Jar Weights: After my fermenting session with Owen, I was thinking about fermentation weights and the impracticality of the glass weights that came in the fermentation kit I gave Owen for Christmas. Or at least they seemed impractical to me. They fit in the jars, but as a single piece, nearly the width of the wide mouth jar, they seemed like they may be difficult to remove, at least to someone with arthritic hands like myself. I wondered if anyone made weights for mason jars that were like the weights that are made for crocks -- in two pieces. Lo and behold there are such brilliant people in the world. I love these. I haven't used them yet, but garden season, and fermenting season will soon be upon us.

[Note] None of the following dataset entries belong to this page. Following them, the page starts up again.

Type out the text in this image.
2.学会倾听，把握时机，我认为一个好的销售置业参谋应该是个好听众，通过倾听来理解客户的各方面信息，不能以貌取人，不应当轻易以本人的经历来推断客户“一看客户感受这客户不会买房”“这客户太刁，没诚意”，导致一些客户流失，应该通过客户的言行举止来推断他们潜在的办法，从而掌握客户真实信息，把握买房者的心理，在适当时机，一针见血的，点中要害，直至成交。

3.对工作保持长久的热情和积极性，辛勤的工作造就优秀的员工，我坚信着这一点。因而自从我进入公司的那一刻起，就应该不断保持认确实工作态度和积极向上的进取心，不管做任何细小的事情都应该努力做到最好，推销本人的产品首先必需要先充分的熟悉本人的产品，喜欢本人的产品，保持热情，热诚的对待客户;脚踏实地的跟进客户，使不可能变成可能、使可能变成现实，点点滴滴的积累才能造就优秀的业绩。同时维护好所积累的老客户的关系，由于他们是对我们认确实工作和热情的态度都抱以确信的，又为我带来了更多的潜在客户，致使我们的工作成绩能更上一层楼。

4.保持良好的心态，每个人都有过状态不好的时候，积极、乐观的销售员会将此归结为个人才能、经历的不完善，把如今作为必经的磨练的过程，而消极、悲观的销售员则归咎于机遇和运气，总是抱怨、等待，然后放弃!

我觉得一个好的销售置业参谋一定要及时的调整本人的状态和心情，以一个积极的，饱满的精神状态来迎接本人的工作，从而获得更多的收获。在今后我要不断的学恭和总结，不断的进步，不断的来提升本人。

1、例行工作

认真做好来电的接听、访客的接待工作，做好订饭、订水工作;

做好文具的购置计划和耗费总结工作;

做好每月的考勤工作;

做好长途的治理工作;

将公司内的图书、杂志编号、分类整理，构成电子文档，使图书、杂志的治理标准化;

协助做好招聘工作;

Yarn and Knitting: I now have two cardigans in process. Yes, I started something new and relatively mindless, something suitable for tired evenings and post-anesthesia mental fog. And even though I am supposed to be knitting down the stash, which I am, more yarn arrived. In the April box from L'Atelier were the yarns to finally start my blanket squares. Those are the yellow and green yarns at the top of the photo. More amazing to me were the yarns that came for a new sweater project, the variegated yarn and the three yarns right around it. Notice how perfectly they coordinate with the current stripe in the sweater I was knitting as I attended the zoom and opened the box, with the blue and wine yarns. Of course I will not be wearing these garments together, but they are my happy colors, the colors of this moment in my heart. I don't have a picture of the sweater, or I would show you, but for me, the idea for a garment always starts with the yarn, with the color, or with the fabric if I am sewing. I never start out thinking "I need this dress", I start out with "oooh isn't that lovely, what does it want to be?" Of course my wardrobe could use some specific item-oriented planning as well. But that is not today's topic.
Mirror Reflections: I continue to be fascinated by reflections in this rolled glass mirror, which was admittedly placed in the hall to reflect the light, not for photography sessions. But still, but there is something specific about the lack of clarity, the breaking up of the image into separate panes, the reminder that everything we present to the world is exactly that, a shifting mask. Oh, I should stop philosophizing. Even though I need a mirror where I can take good photos, especially as I start sewing and fitting, I still think I prefer the vague. This mirror reminds me of fog, something else I love, and the way it shifts our perceptions of the world around us.
Friends, Flowers, Impromptu Moments: Flowers, dropped off by a talented friend. Wine and conversation with other friends. The impromptu note. A new favorite cracker. A prayer. A silly text GIF. It is our community that sustains us, soothes us, strengthens us, each according to his or her own gifts and focus. I am constantly surprised. I think that is what I wish for, to be constantly surprised by people, by life, by the good that surrounds us, often untapped.